La creator economy a un problème : la précarité de celles et ceux qui la font

On la vend comme un eldorado. Des millions de créateurs, des marques qui investissent, une économie qui pèse des dizaines de milliards. On montre les gagnants, les studios lumineux, les partenariats à cinq chiffres. On parle beaucoup moins de la réalité de l’immense majorité des créateurs, faite de revenus instables, de dépendance aux algorithmes et d’un épuisement dont on commence à peine à mesurer l’ampleur. Regarder cette face-là n’est pas du pessimisme, c’est une condition pour construire quelque chose de sain.
L’eldorado et sa réalité
La creator economy repose sur un récit puissant : tout le monde peut créer, se lancer, en vivre. C’est en partie vrai, et c’est ce qui la rend belle. Mais la distribution des revenus y est extrêmement inégale. Une minorité capte l’essentiel, une longue traîne de créateurs vit de peu ou de rien, souvent en cumulant leur activité avec un autre travail. Le mot créateur recouvre autant une poignée de stars qu’une multitude de travailleurs de l’ombre.
Le revenu, quand il existe, est instable par nature. Il dépend d’un partenariat qui tombe ou ne tombe pas, d’une vidéo qui perce ou passe inaperçue, d’un algorithme qui décide, sans prévenir, de montrer ou de cacher un contenu. Construire une vie sur une base aussi mouvante, c’est vivre avec une insécurité permanente.
Le rapport de force que personne n’aime regarder
Au cœur du problème, il y a une question simple : à qui profite la valeur créée ? Ce sont les créateurs qui produisent le contenu, prennent le risque, y passent leurs journées et leurs nuits. Ce sont les plateformes qui captent l’attention, les données et la publicité, et qui fixent les règles du jeu sans les partager. Le créateur porte le risque, la plateforme encaisse la rente. C’est le même schéma que dans bien d’autres secteurs, avec un vernis de liberté en plus.
Cette dépendance a un coût humain. La pression de publier sans cesse, de nourrir la machine pour ne pas disparaître, produit une fatigue chronique, parfois un vrai épuisement. On parle de burnout de créateur comme d’un phénomène marginal, alors qu’il est en train de devenir structurel. Être son propre patron, quand le vrai patron est un algorithme qui ne dort jamais, ce n’est pas tout à fait la liberté qu’on nous vend.
Ce qu’on peut faire, concrètement
Le constat ne mène pas à l’attentisme, il mène à des choix. Le premier, c’est de ne pas mentir sur la difficulté. Vendre du rêve à des jeunes qui veulent se lancer, sans dire la réalité du modèle, c’est les envoyer au casse-pipe. L’honnêteté est un service qu’on leur rend.
Le deuxième, c’est de partager le risque plutôt que de le laisser entièrement sur les épaules du créateur. C’est là qu’un accompagnement sérieux prend son sens : un studio, un collectif, une structure qui met à disposition du matériel, un savoir-faire, un réseau, et qui lie sa réussite à celle du créateur au lieu de simplement le facturer. Mutualiser les moyens, c’est réduire l’insécurité de chacun.

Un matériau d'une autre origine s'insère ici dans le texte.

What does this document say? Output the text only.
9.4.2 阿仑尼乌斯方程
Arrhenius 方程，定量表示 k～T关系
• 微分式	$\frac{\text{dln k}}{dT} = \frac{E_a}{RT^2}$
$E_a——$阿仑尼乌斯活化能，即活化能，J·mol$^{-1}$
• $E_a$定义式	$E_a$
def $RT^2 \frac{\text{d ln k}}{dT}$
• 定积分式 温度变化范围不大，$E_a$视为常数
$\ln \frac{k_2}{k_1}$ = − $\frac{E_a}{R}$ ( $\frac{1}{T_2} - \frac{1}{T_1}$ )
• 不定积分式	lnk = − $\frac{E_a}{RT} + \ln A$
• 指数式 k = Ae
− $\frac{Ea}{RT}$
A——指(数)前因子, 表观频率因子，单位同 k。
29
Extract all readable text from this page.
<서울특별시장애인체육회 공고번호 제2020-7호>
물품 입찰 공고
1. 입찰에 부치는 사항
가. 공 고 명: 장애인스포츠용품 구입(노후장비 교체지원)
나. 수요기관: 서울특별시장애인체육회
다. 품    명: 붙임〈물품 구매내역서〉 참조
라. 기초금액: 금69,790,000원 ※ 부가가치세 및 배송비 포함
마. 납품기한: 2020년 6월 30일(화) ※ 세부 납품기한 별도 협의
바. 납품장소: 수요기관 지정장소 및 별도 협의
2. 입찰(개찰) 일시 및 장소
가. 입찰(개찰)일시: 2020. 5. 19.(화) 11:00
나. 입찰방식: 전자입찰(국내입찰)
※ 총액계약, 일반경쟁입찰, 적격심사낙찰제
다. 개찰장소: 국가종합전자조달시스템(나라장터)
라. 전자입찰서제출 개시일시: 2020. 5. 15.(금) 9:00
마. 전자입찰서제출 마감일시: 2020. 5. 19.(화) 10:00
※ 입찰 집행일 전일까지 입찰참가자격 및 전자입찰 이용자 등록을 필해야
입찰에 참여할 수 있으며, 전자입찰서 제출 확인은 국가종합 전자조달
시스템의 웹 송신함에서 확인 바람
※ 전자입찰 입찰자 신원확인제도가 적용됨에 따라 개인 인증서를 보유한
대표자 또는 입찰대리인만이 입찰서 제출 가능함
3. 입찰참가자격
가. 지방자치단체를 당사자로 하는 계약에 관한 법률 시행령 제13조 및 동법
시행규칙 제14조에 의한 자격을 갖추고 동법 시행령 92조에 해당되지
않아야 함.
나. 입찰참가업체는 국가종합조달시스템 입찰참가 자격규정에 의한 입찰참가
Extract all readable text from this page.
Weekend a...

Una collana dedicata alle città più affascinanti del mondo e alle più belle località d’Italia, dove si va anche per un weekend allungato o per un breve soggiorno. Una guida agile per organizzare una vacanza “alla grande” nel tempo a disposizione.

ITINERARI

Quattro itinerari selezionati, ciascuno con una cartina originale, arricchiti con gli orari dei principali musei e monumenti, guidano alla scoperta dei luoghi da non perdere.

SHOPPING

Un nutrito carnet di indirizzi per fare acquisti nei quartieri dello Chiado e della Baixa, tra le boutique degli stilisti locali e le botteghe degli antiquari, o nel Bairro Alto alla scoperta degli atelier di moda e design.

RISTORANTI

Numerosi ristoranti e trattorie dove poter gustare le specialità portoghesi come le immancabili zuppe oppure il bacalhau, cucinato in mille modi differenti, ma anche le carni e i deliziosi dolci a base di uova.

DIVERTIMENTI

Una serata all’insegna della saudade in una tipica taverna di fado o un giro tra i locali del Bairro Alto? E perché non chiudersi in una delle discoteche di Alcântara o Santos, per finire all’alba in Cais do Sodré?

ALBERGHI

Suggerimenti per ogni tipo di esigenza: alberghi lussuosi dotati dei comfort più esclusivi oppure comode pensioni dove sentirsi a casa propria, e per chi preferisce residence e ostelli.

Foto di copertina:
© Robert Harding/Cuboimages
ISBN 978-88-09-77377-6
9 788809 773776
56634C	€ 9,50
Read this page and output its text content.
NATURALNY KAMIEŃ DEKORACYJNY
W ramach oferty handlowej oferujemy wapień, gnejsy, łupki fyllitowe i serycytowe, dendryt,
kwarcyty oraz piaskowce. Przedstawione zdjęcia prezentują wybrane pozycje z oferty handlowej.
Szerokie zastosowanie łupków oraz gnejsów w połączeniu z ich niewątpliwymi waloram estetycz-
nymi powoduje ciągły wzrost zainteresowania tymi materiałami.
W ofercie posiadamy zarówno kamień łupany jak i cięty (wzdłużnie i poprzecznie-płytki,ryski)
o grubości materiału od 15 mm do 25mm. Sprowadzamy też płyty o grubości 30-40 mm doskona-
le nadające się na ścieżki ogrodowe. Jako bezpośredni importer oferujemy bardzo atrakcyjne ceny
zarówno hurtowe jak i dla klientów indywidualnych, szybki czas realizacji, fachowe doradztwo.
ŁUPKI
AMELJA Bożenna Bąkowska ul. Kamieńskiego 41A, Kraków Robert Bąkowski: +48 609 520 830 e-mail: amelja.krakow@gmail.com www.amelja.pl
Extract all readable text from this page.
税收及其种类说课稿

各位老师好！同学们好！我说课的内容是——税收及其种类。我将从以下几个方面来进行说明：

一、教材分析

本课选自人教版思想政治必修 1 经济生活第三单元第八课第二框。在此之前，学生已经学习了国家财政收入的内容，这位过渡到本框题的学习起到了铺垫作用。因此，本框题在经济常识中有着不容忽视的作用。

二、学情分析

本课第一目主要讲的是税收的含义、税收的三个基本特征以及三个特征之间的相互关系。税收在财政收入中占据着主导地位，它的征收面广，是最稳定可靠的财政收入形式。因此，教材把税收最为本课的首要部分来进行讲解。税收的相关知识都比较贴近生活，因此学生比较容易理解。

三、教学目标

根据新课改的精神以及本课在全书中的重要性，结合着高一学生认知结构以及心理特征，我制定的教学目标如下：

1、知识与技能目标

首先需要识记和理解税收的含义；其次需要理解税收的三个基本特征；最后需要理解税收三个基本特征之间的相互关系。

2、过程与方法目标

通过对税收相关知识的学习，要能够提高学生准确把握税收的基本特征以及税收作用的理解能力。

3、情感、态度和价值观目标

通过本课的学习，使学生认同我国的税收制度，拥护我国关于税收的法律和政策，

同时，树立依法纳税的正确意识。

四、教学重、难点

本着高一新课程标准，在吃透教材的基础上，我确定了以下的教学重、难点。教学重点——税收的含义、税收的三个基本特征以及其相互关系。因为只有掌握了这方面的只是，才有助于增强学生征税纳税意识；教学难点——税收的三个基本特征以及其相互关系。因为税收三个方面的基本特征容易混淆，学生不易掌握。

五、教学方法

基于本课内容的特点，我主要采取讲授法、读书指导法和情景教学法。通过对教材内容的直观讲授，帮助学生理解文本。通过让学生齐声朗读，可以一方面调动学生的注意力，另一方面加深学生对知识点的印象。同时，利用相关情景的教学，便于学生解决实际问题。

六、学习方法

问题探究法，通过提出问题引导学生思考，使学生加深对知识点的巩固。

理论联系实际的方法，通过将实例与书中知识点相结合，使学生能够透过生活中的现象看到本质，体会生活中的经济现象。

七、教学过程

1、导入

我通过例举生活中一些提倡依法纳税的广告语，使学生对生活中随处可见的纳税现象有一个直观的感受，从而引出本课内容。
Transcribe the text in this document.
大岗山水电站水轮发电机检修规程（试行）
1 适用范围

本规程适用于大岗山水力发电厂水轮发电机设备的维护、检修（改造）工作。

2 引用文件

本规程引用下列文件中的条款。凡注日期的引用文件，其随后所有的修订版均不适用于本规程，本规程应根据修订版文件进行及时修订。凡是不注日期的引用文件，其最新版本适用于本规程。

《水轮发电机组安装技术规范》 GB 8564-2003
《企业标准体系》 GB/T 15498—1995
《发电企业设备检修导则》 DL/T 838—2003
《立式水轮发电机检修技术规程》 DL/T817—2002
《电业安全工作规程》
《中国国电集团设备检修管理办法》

Le troisième, c’est de défendre des relations claires et écrites, où la rémunération, les droits et les engagements sont posés noir sur blanc. Un cadre protège le plus fragile, et dans ce rapport de force, le plus fragile, c’est le créateur.
Pourquoi ça nous concerne
On peut aimer la creator economy et refuser de fermer les yeux sur ses angles morts. Ce sont même les deux faces d’une même exigence : pour que ce secteur tienne dans le temps, il faut qu’il cesse de brûler celles et ceux qui le font vivre.
Chez Résotto Lab, à Rouen, c’est le sens de ce qu’on construit : un studio qui accompagne des créateurs en partageant vraiment les moyens et le risque, plutôt que d’ajouter une couche d’intermédiaire qui prend sans rien porter. Il n’y a pas de contenu durable sans créateurs qui tiennent debout.
Ce sujet touche à la santé et au bien-être au travail. Si vous vous reconnaissez dans l’épuisement décrit ici, en parler à un professionnel ou à une personne de confiance est toujours une bonne idée.